In Redebeiträgen kritisierten dessen Mitglieder das Vorgehen der Dortmunder Polizei, die erst gar nicht versucht hatte, den neuerlichen Aufmarsch zu verbieten. Dem schloß sich auch die Abgeordnete des im Stadtrat vertretenden »Linken Bündnisses«, Astrid Keller, an. Keller hatte bereits bei Bekanntwerden der erneuten Nazi-Provokation ein Verbot der Veranstaltung gefordert und den Oberbürgermeister der Stadt, Gerhard Langemeyer (SPD), in einem offenen Brief aufgefordert, »der Heuchelei der Neonazis entgegenzutreten«. Eine Reaktion Langemeyers blieb jedoch aus.
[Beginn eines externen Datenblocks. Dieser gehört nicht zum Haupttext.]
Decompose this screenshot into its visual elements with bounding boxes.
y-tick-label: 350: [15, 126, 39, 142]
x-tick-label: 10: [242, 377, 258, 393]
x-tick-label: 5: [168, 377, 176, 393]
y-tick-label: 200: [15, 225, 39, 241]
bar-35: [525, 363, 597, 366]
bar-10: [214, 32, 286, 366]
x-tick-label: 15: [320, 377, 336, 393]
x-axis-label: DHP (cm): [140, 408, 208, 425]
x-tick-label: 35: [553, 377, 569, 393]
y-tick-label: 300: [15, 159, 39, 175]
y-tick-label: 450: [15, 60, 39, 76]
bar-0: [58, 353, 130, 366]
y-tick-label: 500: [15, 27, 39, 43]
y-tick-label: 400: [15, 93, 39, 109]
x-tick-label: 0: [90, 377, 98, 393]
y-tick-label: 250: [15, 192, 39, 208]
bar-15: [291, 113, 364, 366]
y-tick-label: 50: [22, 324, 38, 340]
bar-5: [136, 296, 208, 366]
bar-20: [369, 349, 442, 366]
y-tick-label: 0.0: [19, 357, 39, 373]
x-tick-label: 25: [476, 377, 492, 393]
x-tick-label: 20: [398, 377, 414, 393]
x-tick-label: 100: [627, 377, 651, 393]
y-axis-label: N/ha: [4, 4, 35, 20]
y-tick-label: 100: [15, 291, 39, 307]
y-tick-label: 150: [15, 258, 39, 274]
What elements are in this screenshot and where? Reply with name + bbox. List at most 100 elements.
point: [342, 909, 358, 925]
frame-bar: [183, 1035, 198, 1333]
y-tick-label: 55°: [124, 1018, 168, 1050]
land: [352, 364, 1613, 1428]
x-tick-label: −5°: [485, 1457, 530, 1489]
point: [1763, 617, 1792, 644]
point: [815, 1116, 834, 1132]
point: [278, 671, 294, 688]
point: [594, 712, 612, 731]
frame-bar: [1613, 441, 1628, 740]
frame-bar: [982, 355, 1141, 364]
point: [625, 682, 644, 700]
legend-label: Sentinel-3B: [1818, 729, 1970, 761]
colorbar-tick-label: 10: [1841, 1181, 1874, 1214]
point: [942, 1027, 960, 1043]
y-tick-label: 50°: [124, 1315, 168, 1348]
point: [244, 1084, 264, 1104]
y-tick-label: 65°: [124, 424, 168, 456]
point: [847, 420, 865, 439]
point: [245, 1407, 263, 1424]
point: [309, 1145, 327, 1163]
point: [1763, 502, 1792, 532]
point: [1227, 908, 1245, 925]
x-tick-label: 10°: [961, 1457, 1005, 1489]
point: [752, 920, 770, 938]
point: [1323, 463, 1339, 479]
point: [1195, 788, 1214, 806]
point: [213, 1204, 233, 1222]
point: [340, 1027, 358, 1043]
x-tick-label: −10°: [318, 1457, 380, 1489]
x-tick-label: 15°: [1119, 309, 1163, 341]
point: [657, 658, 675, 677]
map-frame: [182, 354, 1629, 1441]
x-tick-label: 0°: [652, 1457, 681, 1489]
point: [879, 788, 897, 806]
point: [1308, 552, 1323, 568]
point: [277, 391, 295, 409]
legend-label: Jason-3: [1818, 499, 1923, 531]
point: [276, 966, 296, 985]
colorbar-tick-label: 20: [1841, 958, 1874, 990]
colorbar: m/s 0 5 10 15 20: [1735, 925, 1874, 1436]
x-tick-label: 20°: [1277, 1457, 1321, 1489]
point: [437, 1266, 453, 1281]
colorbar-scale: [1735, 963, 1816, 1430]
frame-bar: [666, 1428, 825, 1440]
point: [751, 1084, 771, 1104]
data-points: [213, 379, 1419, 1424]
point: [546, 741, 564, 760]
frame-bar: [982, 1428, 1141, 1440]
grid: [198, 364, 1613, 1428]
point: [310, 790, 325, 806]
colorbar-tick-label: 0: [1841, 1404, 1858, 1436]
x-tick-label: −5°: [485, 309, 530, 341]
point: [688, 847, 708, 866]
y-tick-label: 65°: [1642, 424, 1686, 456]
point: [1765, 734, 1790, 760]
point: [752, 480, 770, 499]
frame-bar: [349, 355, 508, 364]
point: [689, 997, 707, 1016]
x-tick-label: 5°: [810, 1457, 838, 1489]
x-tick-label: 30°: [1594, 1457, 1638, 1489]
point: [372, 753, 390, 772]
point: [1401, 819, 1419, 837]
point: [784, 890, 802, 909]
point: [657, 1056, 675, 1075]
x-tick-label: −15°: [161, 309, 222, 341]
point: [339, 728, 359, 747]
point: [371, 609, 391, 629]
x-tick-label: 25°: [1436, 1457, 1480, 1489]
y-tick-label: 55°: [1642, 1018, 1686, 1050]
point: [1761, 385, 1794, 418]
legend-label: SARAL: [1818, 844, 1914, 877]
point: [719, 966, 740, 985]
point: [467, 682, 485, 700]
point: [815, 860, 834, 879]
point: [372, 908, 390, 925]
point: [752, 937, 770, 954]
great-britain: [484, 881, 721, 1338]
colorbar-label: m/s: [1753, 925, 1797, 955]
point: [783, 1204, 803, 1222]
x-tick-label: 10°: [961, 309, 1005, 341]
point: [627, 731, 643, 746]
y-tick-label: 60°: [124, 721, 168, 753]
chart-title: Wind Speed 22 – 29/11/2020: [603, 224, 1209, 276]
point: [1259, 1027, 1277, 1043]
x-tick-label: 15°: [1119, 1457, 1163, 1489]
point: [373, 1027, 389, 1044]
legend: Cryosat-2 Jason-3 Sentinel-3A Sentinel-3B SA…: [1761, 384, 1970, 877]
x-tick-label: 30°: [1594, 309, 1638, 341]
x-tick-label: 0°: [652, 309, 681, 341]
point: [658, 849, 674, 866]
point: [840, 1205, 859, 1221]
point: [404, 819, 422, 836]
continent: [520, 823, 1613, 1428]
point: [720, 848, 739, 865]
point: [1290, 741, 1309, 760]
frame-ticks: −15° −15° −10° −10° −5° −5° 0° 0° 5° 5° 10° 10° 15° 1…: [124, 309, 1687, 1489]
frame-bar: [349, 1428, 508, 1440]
Während die Scharnhorster Schalom-Kirchengemeinde die antifaschistische Demonstration ausdrücklich begrüßte, riefen die Dortmunder SPD und andere kirchliche Gliederungen ihre Mitglieder auf, die Demonstration der sogenannten Freien Kameradschaften zu ignorieren. Demgegenüber forderte ein Sprecher des Linken Bündnisses die Bevölkerung zu »verstärkter Wachsamkeit« auf. Schließlich würden antifaschistische Gruppen schon seit geraumer Zeit eine Neuformierung der Dortmunder Naziszene beobachten. Dies hänge unter anderem mit der neu gegründeten »Völkisch orientierten Gemeinschaft« um den Neonazikader Siegfried Borchardt und einem auf der Rheinischen Straße in Dortmund-Dorstfeld neu eröffneten Geschäft zusammen, welches mit dem Zahlencode »88«, ein Synonym für »Heil Hitler«, an seiner Fassade wirbt.

In Lübeck mobilisierte die Wählergemeinschaft »Bündnis Nationaler Sozialisten für Lübeck« am Samstag rund 100 Anhänger zu einem Aufmarsch. im Stadtteil Kücknitz. Zeitgleich folgten etwa 300 Antifaschisten dem Aufruf der örtlichen SPD zu einer Gegendemonstration. Das Bemühen von zirka 100 Menschen eines »Antifaschistischen Aktionblocks«, sich den Neonazis direkt in den Weg zu stellen, wurde von Polizeikräften vereitelt - so daß der Aufmarsch ungestört vonstatten gehen konnte.